Sumer in Mesopotamia, the Indus valley civilization, and ancient Egypt were the first civilizations to develop their own scripts and to keep historical records; this took place already during the early Bronze Age. Neighboring civilizations were the first to follow. Most other civilizations reached the end of prehistory during the Iron Age. The three-age system of division of prehistory into the Stone Age, followed by the Bronze Age and Iron Age, remains in use for much of Eurasia and North Africa, but is not generally used in those parts of the world where the working of hard metals arrived abruptly with contact with Eurasian cultures, such as the Americas, Oceania, Australasia and much of Sub-Saharan Africa. These areas also, with some exceptions in Pre-Columbian civilizations in the Americas, did not develop complex writing systems before the arrival of Eurasians, and their prehistory reaches into relatively recent periods; for example 1788 is usually taken as the end of the prehistory of Australia.

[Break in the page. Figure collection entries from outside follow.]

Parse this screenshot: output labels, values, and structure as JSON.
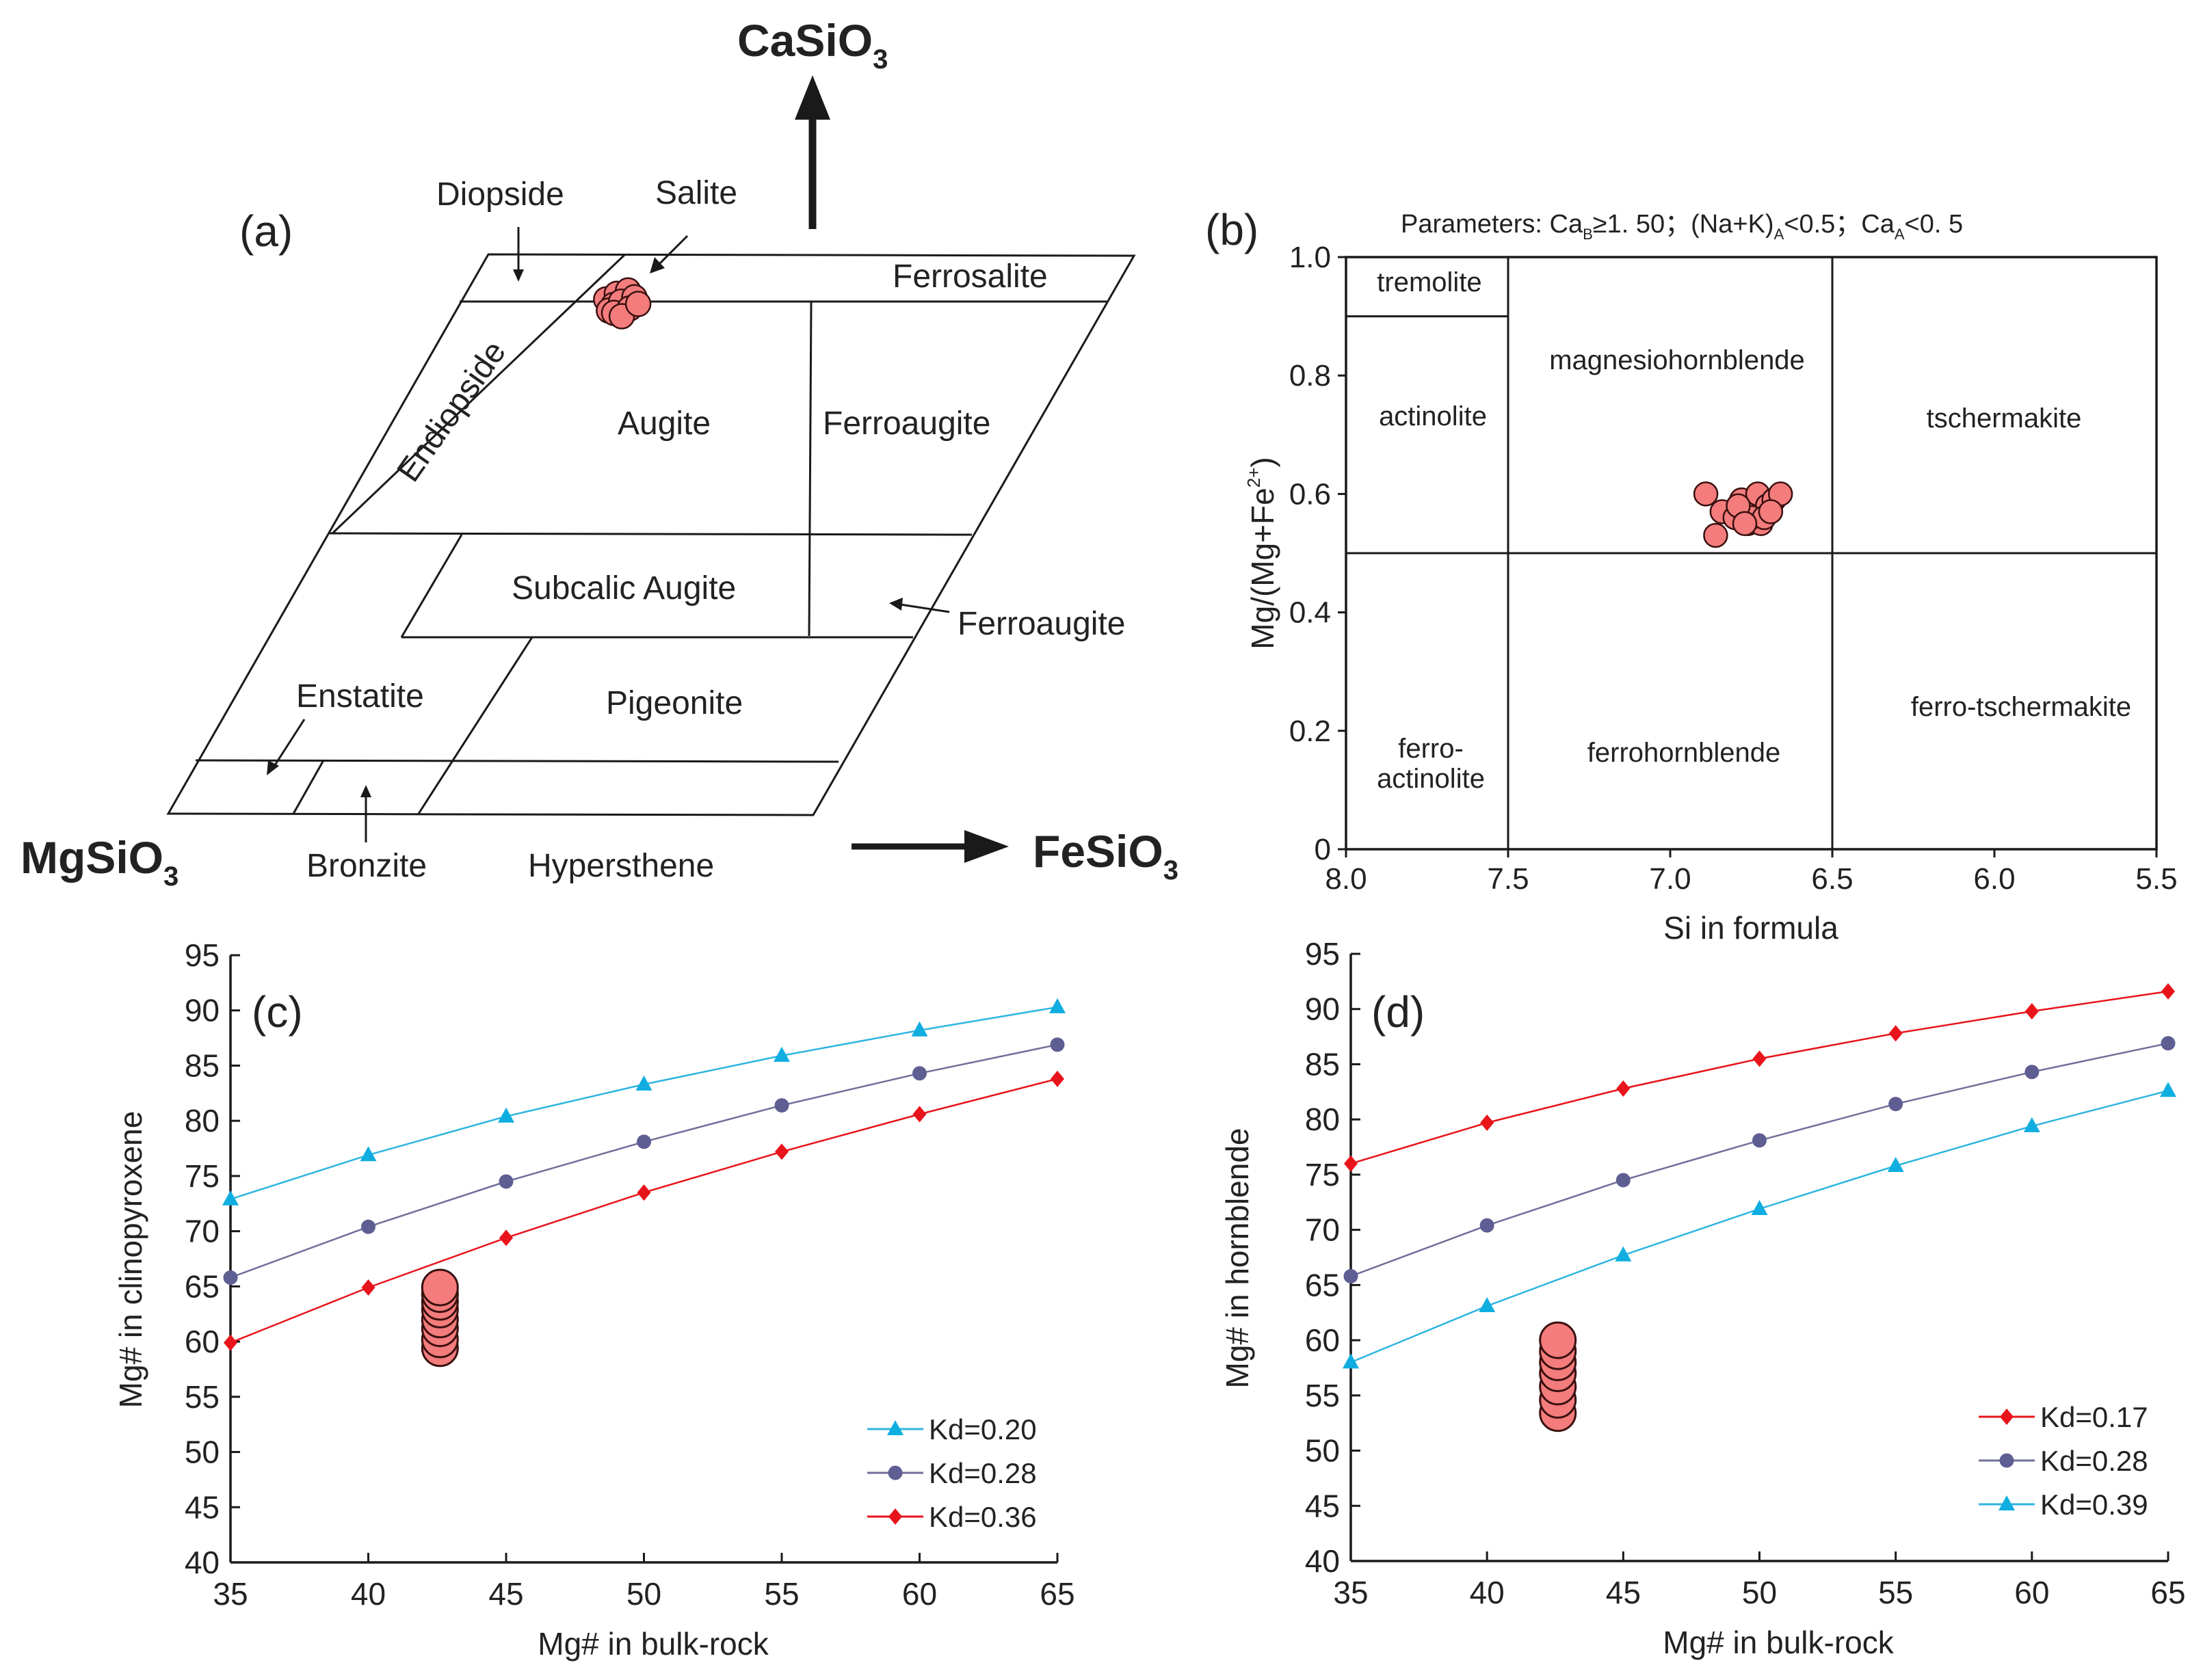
{
  "colors": {
    "sample_fill": "#F47C7C",
    "sample_stroke": "#3a1010",
    "red": "#E8141B",
    "purple": "#5E5E93",
    "cyan": "#10AEE0",
    "line_red": "#E8141B",
    "line_purple": "#6F6F9A",
    "line_cyan": "#2DB5E0"
  },
  "chart_data": [
    {
      "type": "scatter",
      "panel": "(a)",
      "kind": "pyroxene quadrilateral classification",
      "apices": {
        "top": "CaSiO",
        "left": "MgSiO",
        "right": "FeSiO",
        "subscript": "3"
      },
      "fields": {
        "diopside": "Diopside",
        "salite": "Salite",
        "ferrosalite": "Ferrosalite",
        "endiopside": "Endiopside",
        "augite": "Augite",
        "ferroaugite": "Ferroaugite",
        "subcalcic_augite": "Subcalic Augite",
        "ferroaugite_callout": "Ferroaugite",
        "enstatite": "Enstatite",
        "pigeonite": "Pigeonite",
        "bronzite": "Bronzite",
        "hypersthene": "Hypersthene"
      },
      "samples_wo_en_fs": [
        [
          46,
          42,
          12
        ],
        [
          46.5,
          41,
          12.5
        ],
        [
          45.5,
          41.5,
          13
        ],
        [
          46,
          40.5,
          13.5
        ],
        [
          45,
          42,
          13
        ],
        [
          46.8,
          40,
          13.2
        ],
        [
          45.8,
          40.8,
          13.4
        ],
        [
          44.8,
          41.6,
          13.6
        ],
        [
          46.2,
          39.6,
          14.2
        ],
        [
          45.2,
          40.2,
          14.6
        ],
        [
          44.5,
          41.0,
          14.5
        ],
        [
          45.6,
          39.4,
          15.0
        ]
      ]
    },
    {
      "type": "scatter",
      "panel": "(b)",
      "title_parts": [
        "Parameters: Ca",
        "B",
        "≥1. 50；(Na+K)",
        "A",
        "<0.5；Ca",
        "A",
        "<0. 5"
      ],
      "xlabel": "Si in formula",
      "ylabel_parts": [
        "Mg/(Mg+Fe",
        "2+",
        ")"
      ],
      "xlim": [
        8.0,
        5.5
      ],
      "ylim": [
        0,
        1.0
      ],
      "x_ticks": [
        "8.0",
        "7.5",
        "7.0",
        "6.5",
        "6.0",
        "5.5"
      ],
      "y_ticks": [
        "0",
        "0.2",
        "0.4",
        "0.6",
        "0.8",
        "1.0"
      ],
      "fields": {
        "tremolite": "tremolite",
        "actinolite": "actinolite",
        "magnesiohornblende": "magnesiohornblende",
        "tschermakite": "tschermakite",
        "ferro_actinolite_1": "ferro-",
        "ferro_actinolite_2": "actinolite",
        "ferrohornblende": "ferrohornblende",
        "ferro_tschermakite": "ferro-tschermakite"
      },
      "boundaries": {
        "si": [
          7.5,
          6.5
        ],
        "mg_ratio": 0.5,
        "tremolite_limit": 0.9
      },
      "points": [
        [
          6.89,
          0.6
        ],
        [
          6.86,
          0.53
        ],
        [
          6.84,
          0.57
        ],
        [
          6.8,
          0.56
        ],
        [
          6.78,
          0.59
        ],
        [
          6.76,
          0.55
        ],
        [
          6.74,
          0.57
        ],
        [
          6.73,
          0.6
        ],
        [
          6.72,
          0.55
        ],
        [
          6.7,
          0.58
        ],
        [
          6.68,
          0.59
        ],
        [
          6.75,
          0.56
        ],
        [
          6.71,
          0.56
        ],
        [
          6.79,
          0.58
        ],
        [
          6.66,
          0.6
        ],
        [
          6.77,
          0.55
        ],
        [
          6.69,
          0.57
        ]
      ]
    },
    {
      "type": "line",
      "panel": "(c)",
      "xlabel": "Mg# in bulk-rock",
      "ylabel": "Mg# in clinopyroxene",
      "xlim": [
        35,
        65
      ],
      "ylim": [
        40,
        95
      ],
      "x_ticks": [
        "35",
        "40",
        "45",
        "50",
        "55",
        "60",
        "65"
      ],
      "y_ticks": [
        "40",
        "45",
        "50",
        "55",
        "60",
        "65",
        "70",
        "75",
        "80",
        "85",
        "90",
        "95"
      ],
      "x": [
        35,
        40,
        45,
        50,
        55,
        60,
        65
      ],
      "series": [
        {
          "name": "Kd=0.20",
          "marker": "triangle",
          "color": "cyan",
          "values": [
            72.9,
            76.9,
            80.4,
            83.3,
            85.9,
            88.2,
            90.3
          ]
        },
        {
          "name": "Kd=0.28",
          "marker": "circle",
          "color": "purple",
          "values": [
            65.8,
            70.4,
            74.5,
            78.1,
            81.4,
            84.3,
            86.9
          ]
        },
        {
          "name": "Kd=0.36",
          "marker": "diamond",
          "color": "red",
          "values": [
            59.9,
            64.9,
            69.4,
            73.5,
            77.2,
            80.6,
            83.8
          ]
        }
      ],
      "samples": [
        [
          42.6,
          59.4
        ],
        [
          42.6,
          60.2
        ],
        [
          42.6,
          61.2
        ],
        [
          42.6,
          62.0
        ],
        [
          42.6,
          62.9
        ],
        [
          42.6,
          63.6
        ],
        [
          42.6,
          64.3
        ],
        [
          42.6,
          64.9
        ]
      ]
    },
    {
      "type": "line",
      "panel": "(d)",
      "xlabel": "Mg# in bulk-rock",
      "ylabel": "Mg# in hornblende",
      "xlim": [
        35,
        65
      ],
      "ylim": [
        40,
        95
      ],
      "x_ticks": [
        "35",
        "40",
        "45",
        "50",
        "55",
        "60",
        "65"
      ],
      "y_ticks": [
        "40",
        "45",
        "50",
        "55",
        "60",
        "65",
        "70",
        "75",
        "80",
        "85",
        "90",
        "95"
      ],
      "x": [
        35,
        40,
        45,
        50,
        55,
        60,
        65
      ],
      "series": [
        {
          "name": "Kd=0.17",
          "marker": "diamond",
          "color": "red",
          "values": [
            76.0,
            79.7,
            82.8,
            85.5,
            87.8,
            89.8,
            91.6
          ]
        },
        {
          "name": "Kd=0.28",
          "marker": "circle",
          "color": "purple",
          "values": [
            65.8,
            70.4,
            74.5,
            78.1,
            81.4,
            84.3,
            86.9
          ]
        },
        {
          "name": "Kd=0.39",
          "marker": "triangle",
          "color": "cyan",
          "values": [
            58.0,
            63.1,
            67.7,
            71.9,
            75.8,
            79.4,
            82.6
          ]
        }
      ],
      "samples": [
        [
          42.6,
          53.4
        ],
        [
          42.6,
          54.6
        ],
        [
          42.6,
          55.8
        ],
        [
          42.6,
          57.0
        ],
        [
          42.6,
          58.0
        ],
        [
          42.6,
          59.0
        ],
        [
          42.6,
          60.0
        ]
      ]
    }
  ]
}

The period when a culture is written about by others, but has not developed its own writing is often known as the protohistory of the culture. By definition,[1] there are no written records from human prehistory, so dating of prehistoric materials is crucial. Clear techniques for dating were not well-developed until the 19th century.[2]
This article is concerned with human prehistory, the time since behaviorally and anatomically modern humans first appeared until the beginning of recorded history. Earlier periods are also called "prehistoric"; there are separate articles for the overall history of the Earth and the history of life before humans.